Since nums[mid] is 1 which is less than target = 2.
So move to the right half by setting low = mid + 1
                                         = 1.
No change in ans.
Loop Termination:
low = 1
high = 0
Since low > high, the loop terminates.

target = 2
ans = 1

Code:

#include <bits/stdc++.h>
using namespace std;

class Solution
{
public:
    int searchInsert(vector<int> &nums, int target)
    {
        int n = nums.size(); 
        int low = 0, high = n - 1;
        int ans = n;

        // Applying Binary Search Algorithm
        while (low <= high) {
            int mid = (low + high) / 2;

            /* If mid element is greater than 
               or equal to target, update ans 
               and search the left half */
            if (nums[mid] >= target) {
                ans = mid;
                high = mid - 1;
            }
            // Otherwise, search the right half
            else {
                low = mid + 1;
            }
        }
        return ans;
    }
};

int main()
{
    vector<int> nums = {1, 3, 5, 6};
    int target = 5;

    // Create an instance of the Solution class
    Solution sol;

    // Find the insertion index
    int ind = sol.searchInsert(nums, target);

    cout << "The index is: " << ind << "\n";
    return 0;
}

OR

#include <iostream>
#include <vector>
using namespace std;

int searchInsert(vector<int>& nums, int target) {
    int low = 0;
    int high = nums.size() - 1;
    
    // Perform binary search
    while (low <= high) {
        int mid = low + (high - low) / 2;  // Calculate mid to avoid overflow
        
        if (nums[mid] == target) {
            return mid;  // Found the target, return the index
        }
        else if (nums[mid] < target) {
            low = mid + 1;  // Search in the right half
        }
        else {
            high = mid - 1;  // Search in the left half
        }
    }
    
    // If target is not found, return the insertion point
    return low;
}

int main() {
    vector<int> nums = {1, 3, 5, 6};
    int target = 5;
    
    cout << "Index: " << searchInsert(nums, target) << endl;  // Output: 2
    return 0;
}

OR

class Solution {
public:
    // Function to find the index where 'target' should be inserted in a sorted array 'nums'
    int searchInsert(vector<int> &nums, int target) {
       int left = 0;                    // Initialize left pointer to the start of the array
       int right = nums.size() - 1;     // Initialize right pointer to the end of the array
       int pos = nums.size();           // Default position is set to the size of the array (end)
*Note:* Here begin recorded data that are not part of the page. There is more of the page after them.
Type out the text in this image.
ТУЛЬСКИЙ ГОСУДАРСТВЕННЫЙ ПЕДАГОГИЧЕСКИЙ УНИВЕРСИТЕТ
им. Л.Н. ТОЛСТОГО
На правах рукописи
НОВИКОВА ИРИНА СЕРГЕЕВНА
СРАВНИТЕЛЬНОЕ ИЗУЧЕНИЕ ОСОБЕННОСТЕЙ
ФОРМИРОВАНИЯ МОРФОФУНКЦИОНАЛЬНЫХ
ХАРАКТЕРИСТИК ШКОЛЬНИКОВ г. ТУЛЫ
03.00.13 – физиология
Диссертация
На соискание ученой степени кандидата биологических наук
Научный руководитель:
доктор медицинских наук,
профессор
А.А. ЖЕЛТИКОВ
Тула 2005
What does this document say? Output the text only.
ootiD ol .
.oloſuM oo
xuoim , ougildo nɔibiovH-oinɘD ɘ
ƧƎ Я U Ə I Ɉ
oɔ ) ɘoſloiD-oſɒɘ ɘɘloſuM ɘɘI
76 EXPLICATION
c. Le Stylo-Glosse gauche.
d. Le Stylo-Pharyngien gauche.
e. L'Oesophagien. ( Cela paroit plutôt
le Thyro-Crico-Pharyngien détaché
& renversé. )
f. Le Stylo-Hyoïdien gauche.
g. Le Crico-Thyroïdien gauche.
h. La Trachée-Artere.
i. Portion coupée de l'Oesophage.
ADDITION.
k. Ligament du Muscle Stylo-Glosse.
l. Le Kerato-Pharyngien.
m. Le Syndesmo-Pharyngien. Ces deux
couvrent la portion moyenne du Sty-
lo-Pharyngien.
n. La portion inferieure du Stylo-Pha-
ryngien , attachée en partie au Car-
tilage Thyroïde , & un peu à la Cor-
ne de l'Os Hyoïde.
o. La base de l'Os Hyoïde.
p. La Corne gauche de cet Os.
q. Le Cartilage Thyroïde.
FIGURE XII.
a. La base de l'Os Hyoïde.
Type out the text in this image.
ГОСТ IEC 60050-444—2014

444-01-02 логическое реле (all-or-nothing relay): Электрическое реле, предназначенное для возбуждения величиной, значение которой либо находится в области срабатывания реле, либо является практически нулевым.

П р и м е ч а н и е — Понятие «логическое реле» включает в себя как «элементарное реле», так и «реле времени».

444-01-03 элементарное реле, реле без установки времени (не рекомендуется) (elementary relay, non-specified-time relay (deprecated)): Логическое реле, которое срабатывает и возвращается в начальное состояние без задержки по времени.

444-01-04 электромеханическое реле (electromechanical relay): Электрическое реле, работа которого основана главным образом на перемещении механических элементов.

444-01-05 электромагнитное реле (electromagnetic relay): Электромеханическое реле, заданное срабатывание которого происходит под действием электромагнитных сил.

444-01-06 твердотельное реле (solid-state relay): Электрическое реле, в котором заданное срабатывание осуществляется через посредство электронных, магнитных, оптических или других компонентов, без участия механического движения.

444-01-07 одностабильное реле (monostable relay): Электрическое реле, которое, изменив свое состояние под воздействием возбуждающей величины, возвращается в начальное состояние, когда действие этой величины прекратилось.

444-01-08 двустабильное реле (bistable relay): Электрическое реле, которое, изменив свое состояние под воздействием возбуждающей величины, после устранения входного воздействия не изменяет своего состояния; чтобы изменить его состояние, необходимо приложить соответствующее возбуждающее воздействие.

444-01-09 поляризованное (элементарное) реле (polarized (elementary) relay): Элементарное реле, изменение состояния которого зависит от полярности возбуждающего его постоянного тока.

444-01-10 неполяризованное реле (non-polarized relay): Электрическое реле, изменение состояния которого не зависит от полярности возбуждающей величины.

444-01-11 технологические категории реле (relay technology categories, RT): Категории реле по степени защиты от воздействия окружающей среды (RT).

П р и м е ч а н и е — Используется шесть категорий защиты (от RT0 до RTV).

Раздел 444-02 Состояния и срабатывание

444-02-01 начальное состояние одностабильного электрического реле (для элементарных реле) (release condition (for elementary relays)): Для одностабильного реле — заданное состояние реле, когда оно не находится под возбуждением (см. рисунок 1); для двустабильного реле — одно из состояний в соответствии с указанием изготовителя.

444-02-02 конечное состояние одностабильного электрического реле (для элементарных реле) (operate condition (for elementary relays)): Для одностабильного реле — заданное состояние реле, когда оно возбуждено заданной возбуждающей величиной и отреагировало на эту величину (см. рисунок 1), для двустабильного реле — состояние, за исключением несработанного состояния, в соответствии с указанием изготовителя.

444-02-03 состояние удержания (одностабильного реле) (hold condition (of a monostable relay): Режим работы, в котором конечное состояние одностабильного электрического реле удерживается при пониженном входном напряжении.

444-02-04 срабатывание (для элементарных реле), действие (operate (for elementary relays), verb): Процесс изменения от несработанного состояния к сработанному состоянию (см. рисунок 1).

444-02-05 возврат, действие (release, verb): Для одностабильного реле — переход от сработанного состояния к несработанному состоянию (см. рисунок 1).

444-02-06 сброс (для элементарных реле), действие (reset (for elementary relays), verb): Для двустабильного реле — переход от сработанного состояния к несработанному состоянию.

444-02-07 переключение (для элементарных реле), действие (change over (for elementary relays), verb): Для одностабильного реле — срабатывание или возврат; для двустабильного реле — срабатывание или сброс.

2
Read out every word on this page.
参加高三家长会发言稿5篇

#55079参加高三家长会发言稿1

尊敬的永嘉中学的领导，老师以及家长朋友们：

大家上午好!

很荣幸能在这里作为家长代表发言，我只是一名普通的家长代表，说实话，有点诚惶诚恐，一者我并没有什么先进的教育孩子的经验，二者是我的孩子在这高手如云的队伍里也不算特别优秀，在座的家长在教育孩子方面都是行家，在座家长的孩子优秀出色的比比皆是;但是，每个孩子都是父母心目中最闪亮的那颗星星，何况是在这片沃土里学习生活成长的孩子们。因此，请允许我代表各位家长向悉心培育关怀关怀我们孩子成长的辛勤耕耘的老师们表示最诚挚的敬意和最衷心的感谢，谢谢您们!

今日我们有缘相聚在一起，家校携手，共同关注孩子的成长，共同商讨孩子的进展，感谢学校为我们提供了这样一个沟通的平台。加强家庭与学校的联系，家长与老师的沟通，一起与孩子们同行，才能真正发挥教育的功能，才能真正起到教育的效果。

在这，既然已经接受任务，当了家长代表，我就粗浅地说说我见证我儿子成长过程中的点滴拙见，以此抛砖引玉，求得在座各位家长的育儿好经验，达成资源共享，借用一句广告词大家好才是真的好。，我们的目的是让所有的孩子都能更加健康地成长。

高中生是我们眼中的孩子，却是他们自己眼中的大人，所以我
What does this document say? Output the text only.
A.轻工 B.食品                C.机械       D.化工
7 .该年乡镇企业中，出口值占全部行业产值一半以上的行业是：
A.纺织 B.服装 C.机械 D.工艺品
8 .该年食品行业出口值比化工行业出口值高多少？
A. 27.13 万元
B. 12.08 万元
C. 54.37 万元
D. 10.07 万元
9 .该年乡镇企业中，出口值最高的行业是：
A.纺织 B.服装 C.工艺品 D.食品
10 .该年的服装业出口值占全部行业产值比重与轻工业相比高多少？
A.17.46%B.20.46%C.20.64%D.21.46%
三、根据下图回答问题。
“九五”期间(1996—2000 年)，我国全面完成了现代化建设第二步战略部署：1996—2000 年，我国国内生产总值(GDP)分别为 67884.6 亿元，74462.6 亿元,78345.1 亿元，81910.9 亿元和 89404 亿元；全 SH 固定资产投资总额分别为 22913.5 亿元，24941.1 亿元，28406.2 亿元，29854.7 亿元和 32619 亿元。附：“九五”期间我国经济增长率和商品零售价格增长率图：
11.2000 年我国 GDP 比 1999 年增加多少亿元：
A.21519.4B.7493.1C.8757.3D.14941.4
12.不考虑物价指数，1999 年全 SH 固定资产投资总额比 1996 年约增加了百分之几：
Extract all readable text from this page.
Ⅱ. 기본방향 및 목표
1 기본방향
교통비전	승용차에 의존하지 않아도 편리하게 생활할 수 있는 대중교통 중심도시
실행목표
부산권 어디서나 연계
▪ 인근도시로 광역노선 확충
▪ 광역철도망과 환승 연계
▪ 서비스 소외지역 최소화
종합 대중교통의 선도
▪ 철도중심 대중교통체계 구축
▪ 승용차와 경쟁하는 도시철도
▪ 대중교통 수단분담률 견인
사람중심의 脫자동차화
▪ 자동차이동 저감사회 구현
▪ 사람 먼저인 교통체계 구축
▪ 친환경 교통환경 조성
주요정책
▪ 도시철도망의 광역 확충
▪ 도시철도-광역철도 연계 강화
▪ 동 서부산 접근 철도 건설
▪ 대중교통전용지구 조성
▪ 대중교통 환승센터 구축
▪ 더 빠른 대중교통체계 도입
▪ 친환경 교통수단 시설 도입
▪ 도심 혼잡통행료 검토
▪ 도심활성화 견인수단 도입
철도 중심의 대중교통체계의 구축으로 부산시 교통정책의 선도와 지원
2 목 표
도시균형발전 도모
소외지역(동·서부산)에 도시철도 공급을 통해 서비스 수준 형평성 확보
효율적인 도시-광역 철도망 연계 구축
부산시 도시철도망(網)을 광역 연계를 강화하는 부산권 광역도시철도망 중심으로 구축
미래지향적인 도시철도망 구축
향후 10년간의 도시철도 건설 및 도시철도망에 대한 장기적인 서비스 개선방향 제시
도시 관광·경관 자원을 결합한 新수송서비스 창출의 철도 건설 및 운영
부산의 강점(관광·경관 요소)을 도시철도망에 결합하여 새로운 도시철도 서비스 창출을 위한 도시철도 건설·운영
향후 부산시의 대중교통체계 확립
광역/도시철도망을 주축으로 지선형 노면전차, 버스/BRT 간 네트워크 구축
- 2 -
       while(left <= right) {
            int mid = left + (right - left) / 2; // Calculate mid-point to avoid overflow

            if(nums[mid] == target) {   // If mid element equals 'target'
                pos = mid;              // Update position to current mid index
                right = mid - 1;        // Move to the left half to find the first occurrence
            } else if(nums[mid] > target) { // If mid element is greater than 'target'
                pos = mid;              // Update position to current mid index
                right = mid - 1;        // Move to the left half
            } else {                    // If mid element is less than 'target'
                left = mid + 1;         // Move to the right half
            }
       }

       return pos;                      // Return the position for insertion
    }
};

Complexity Analysis:

  • Time Complexity:O(logN), where N is the size of the given array. We are using the Binary Search algorithm, which divides the search space in half each time, resulting in a logarithmic time complexity.
  • Space Complexity:O(1), as we are not using any extra space to solve this problem.